A prostituta é tão jovem e tão bela. Mas ela está tão velha e tão feia. A prostituta tem pele macia e cabelos dourados. Mas ela está com aspereza na pele e com cabelos estragados. A prostituta tem boca perfeita e lábio carnudo. Mas ela está com a boca tão feia e o lábio disforme. A prostituta possui dentes tão alvos e hálito tão puro. Mas ela está com os dentes estragados e cheirando a rum. A prostituta tem olhar angelical e feição de princesa. Mas ela está com olhar entristecido e rosto sem cor. A prostituta tem sonhos, tem planos, desejos na vida. Mas ela está acordada em pesadelos, desesperançada, cheia de aflições. A prostituta possui muita fé e ora e roga por dias felizes. Mas ela está longe da graça, em silêncio profundo, sem reconhecer uma santa promessa. A prostituta tem pais, tem irmãos, tem parentes. Mas ela está tão solitária, incompreendida, evitada em tudo. A prostituta tem um corpo, um sexo, uma honra.
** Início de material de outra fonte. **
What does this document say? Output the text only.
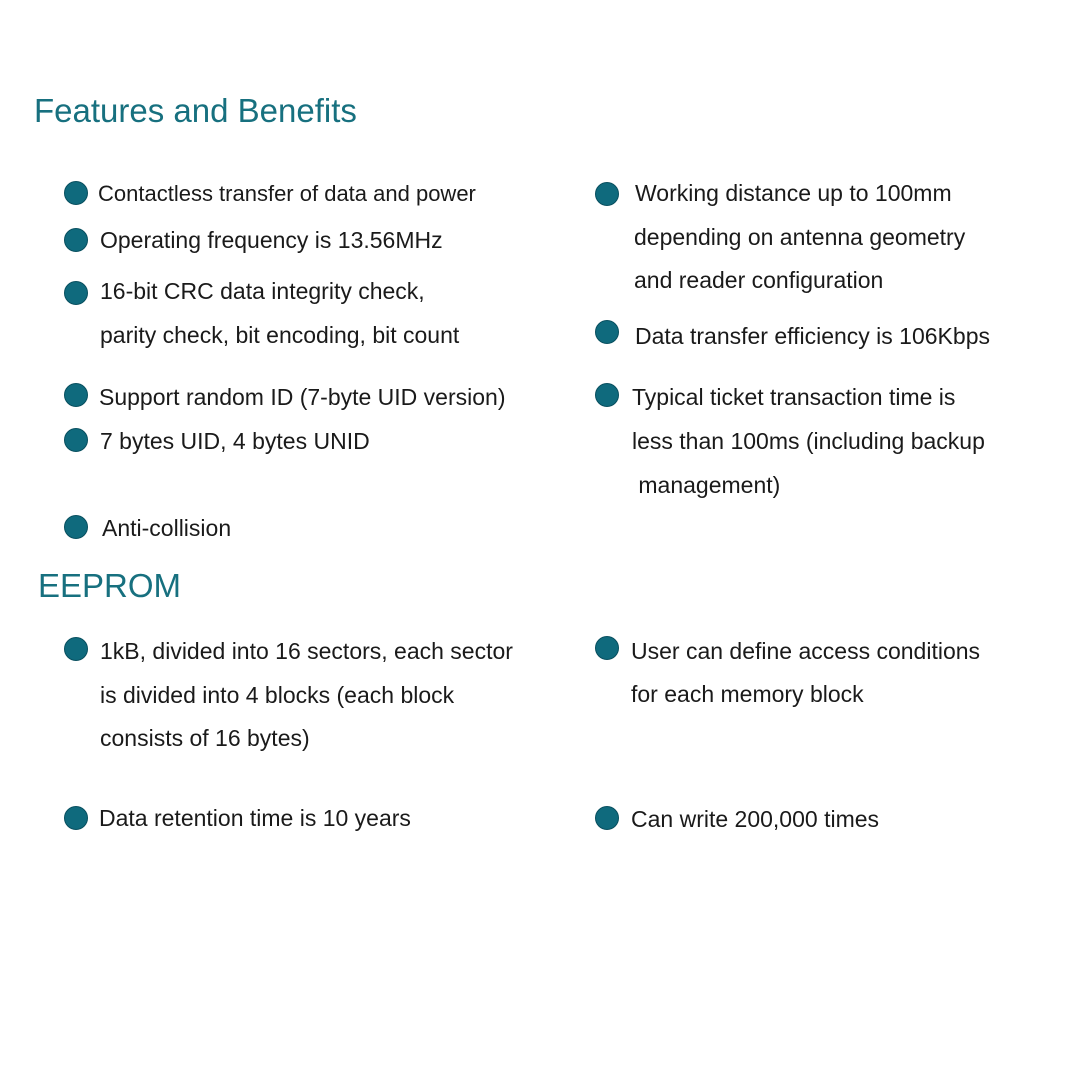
Features and Benefits
Contactless transfer of data and power
Operating frequency is 13.56MHz
16-bit CRC data integrity check,
parity check, bit encoding, bit count
Support random ID (7-byte UID version)
7 bytes UID, 4 bytes UNID
Anti-collision
Working distance up to 100mm
depending on antenna geometry
and reader configuration
Data transfer efficiency is 106Kbps
Typical ticket transaction time is
less than 100ms (including backup
management)
EEPROM
1kB, divided into 16 sectors, each sector
is divided into 4 blocks (each block
consists of 16 bytes)
Data retention time is 10 years
User can define access conditions
for each memory block
Can write 200,000 times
Mas ela se entregou desnuda, fez de seu sexo uma troca qualquer, e desonrada não possui mais respostas. A prostituta tem namorada, tem apaixonado, tem poeta que lhe escreve versos de amor. Mas ela está com qualquer homem, se diz apaixonada por uma moeda, prefere os espinhos às flores de ontem. A prostituta sorri, canta e é feliz. Mas ela lacrimeja nos instantes de solidão, chora embaixo dos panos, finge viver e até a felicidade. Guardo dela um retrato. Tão bela e tão singela. Mas a encontrei tão irreconhecível naquele lábio lilás. E tão irreconhecível estava que também não me reconheceu. Chamou-me para o sexo em troca de troco. E eu, que um dia havia lhe prometido o mundo, apenas baixei a cabeça e me vi chorando.